Émile tourna son regard vers son frère, les yeux gris de Luc croisant les siens à travers la cour. Dans ce regard, il lut une question muette : *Tu as compris le code?*
Oui. Il y avait des façons de survivre, et il y avait des façons de protéger. La montre ne valait rien comparé aux deux vies qui comptaient encore de la récupérer.
L'officier claqua des doigts vers ses hommes.
— Installez un laboratoire portatif sous la tente du quartier-maître. Que le Français installe ses appareils. Nous parlons affaires maintenant.
Émile défit sa besace, ses doigts frôlant le morceau de verre caché dans la doublure — la copie de Luc, seule chance restante. Il pensa à Céleste, fuyant dans les entrailles de Paris avec la première copie de l'inconnu, et à Moreau qui, quelque part, l'attendait.
— Une condition, ajouta Émile en fixant droit l'officier. Mon aide reçoit de l'eau claire et un médecin. Il a avalé quelque chose qui lui reste mal, et même un civil mérite d'être traité comme un être humain. Pas par charité — par efficacité. S'il meurt, vous perdez votre négociateur.
L'officier rit de nouveau, cette fois avec une dureté glacée.
— Vous marchandez comme un Prussien, Chardin. Le gamin sera soigné. Mais si vous me livrez autre chose que ce que j'ai demandé, je vous fais danser à la même corde que vos Communards, au matin.
Émile s'inclina, la bile dans sa gorge.
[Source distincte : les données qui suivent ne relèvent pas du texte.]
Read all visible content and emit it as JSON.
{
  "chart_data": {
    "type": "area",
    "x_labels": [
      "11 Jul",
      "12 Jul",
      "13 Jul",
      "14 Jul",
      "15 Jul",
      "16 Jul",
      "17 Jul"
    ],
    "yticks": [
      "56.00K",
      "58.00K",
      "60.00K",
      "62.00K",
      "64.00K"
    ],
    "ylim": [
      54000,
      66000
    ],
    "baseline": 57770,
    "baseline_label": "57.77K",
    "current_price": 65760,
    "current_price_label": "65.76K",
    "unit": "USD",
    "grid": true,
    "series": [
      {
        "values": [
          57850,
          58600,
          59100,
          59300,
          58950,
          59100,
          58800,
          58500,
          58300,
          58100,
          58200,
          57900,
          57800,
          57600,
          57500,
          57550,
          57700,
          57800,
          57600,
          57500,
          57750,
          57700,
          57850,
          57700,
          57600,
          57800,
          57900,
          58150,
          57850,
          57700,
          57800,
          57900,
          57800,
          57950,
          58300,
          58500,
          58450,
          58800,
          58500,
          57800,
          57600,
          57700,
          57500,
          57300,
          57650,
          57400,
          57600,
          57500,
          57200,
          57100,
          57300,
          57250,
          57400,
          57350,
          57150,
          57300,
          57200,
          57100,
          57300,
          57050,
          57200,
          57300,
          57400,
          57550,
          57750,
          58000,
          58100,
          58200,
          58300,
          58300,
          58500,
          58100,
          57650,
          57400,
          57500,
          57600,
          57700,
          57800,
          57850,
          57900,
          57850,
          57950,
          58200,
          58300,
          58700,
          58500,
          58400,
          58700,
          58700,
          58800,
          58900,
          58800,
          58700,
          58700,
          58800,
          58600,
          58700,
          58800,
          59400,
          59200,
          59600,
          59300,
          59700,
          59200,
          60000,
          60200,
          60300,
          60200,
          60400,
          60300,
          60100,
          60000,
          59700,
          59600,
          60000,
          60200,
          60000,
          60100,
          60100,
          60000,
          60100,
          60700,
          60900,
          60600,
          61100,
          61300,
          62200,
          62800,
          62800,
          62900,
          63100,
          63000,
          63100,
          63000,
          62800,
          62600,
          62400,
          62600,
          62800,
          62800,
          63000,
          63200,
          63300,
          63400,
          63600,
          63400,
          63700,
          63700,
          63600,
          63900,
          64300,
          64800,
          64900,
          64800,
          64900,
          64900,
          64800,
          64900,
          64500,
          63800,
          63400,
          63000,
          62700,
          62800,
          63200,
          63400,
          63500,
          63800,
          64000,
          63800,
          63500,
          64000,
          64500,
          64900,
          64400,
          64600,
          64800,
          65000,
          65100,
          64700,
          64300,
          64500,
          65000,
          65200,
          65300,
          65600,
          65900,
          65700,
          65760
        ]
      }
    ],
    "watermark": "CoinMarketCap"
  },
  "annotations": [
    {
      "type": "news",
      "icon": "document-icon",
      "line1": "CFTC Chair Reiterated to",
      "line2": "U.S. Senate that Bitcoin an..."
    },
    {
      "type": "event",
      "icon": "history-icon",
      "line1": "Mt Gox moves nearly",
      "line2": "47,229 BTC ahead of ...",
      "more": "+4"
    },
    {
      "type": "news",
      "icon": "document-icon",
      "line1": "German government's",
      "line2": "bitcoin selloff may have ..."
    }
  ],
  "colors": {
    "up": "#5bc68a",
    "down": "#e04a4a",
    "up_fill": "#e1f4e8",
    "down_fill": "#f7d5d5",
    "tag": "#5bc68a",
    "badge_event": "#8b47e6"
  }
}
Il venait d'échanger son savoir contre la survie de son frère, mais chaque heure qui s'écoulerait le rapprochait du moment où le ventre de Luc trahirait leur dernier secret.
En traversant la place, il jeta un dernier regard à son frère. Luc avait fermé les yeux, la tête contre la pierre, les mains croisées sur son ventre comme pour protéger un trésor. Une lueur d'espoir s'alluma dans le cœur d'Émile — Luc savait que le corps ne tient pas toujours. Il avait peut-être déjà un second plan.
Mais la montre était à lui, maintenant. Et dans son ventre, le verre patientait, insoluble, irrécupérable — sauf par le bistouri.
Pour l'instant, il avait deux plaques à voler pour celle qui se trouvait encore dans son frère.